Sustainable Development in Developing Countries

Globalization refers to the process integration and interaction amongst companies, government and people from different nations, normally driven by investment and international trade. The process has direct effects on the environment and overall economic development (Elmawazini et al. 2013, p. 303). The concept of globalization is relatively controversial. The proponents of globalization believe that it enables developing countries to grow economically and raise living standards. However, opponents argue that globalization only benefits multinational corporations. Therefore, resistance to globalization has taken a new dimension as people try to manage capital, labor and ideas towards globalization (Elmawazini et al. 2013, p. 304).
The major problem facing Adelia is that the country has confined the production to the national economy. Therefore, embracing globalization is a major recipe for the organization of production and economic activities at a global level.

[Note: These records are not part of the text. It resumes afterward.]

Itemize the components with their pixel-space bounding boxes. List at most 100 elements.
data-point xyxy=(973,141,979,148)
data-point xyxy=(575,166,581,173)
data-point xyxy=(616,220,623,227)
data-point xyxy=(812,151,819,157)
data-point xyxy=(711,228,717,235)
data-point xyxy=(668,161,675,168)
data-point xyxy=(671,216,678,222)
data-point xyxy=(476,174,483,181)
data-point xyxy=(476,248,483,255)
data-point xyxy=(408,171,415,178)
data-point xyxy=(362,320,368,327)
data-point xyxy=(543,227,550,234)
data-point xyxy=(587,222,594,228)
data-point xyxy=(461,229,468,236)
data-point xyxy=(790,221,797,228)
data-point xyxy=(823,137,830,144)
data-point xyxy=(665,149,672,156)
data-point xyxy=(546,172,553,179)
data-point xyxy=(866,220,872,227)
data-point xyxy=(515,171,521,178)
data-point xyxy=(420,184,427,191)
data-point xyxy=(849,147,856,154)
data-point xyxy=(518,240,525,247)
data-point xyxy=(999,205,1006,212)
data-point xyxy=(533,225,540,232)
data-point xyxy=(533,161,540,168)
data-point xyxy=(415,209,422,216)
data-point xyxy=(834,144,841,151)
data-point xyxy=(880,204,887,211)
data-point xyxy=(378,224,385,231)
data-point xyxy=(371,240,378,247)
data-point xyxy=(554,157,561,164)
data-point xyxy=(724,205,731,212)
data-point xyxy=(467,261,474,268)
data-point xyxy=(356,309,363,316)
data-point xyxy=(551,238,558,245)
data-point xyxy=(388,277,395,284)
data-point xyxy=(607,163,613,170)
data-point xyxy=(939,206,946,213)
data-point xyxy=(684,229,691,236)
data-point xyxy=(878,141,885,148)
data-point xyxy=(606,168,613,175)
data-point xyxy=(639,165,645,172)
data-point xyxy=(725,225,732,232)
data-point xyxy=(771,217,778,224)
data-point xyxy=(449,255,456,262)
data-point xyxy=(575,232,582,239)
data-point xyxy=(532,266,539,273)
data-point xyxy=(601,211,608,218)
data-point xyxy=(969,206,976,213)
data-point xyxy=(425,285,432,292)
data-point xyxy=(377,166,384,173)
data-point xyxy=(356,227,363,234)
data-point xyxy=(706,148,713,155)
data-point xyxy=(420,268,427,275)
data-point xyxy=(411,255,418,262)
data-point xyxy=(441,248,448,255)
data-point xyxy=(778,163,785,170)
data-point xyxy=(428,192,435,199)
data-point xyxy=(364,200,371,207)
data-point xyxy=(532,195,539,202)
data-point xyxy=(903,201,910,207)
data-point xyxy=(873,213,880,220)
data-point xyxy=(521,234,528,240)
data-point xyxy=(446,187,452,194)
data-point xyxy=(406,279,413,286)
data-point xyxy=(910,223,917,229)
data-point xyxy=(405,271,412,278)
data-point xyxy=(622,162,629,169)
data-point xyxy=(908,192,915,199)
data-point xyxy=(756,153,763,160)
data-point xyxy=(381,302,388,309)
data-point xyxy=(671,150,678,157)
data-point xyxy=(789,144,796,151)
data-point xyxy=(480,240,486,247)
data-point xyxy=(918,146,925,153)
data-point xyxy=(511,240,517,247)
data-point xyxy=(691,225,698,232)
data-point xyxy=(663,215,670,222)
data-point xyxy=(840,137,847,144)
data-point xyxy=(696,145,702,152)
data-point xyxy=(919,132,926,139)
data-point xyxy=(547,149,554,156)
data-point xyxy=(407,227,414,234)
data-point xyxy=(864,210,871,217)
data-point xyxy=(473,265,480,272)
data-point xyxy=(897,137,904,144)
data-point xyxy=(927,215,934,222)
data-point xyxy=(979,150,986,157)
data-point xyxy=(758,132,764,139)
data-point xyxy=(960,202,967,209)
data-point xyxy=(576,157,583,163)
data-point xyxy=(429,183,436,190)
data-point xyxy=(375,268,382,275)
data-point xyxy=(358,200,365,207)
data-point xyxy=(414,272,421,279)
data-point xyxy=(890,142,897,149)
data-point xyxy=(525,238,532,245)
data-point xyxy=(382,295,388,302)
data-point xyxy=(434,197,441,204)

Many economists consider globalization as a means through which integration is enhanced through factor flow and trade. Some scholars argue that the globalization is reflected by the relative commodity prices between the trading nations. The convergence of the relative prices acts as the central manifestation of globalization. Some researchers measure globalization in terms of factor flows and growth of trade. Also, globalization can be perceived as the primary process for achieving economic liberalization. This enhances the closeness of economic relations (Zgurovsky 2007, p. 1).
The preferred outcome indicator for globalization is the economic distance between the economies. Also, globalization is manifested through the rising product flows, services, finance, and immediate inputs. The measures that are commonly used relate to trade and capital. The policies required in facilitating freer trade, borrowing and direct investment necessitate measuring globalization.&nbsp.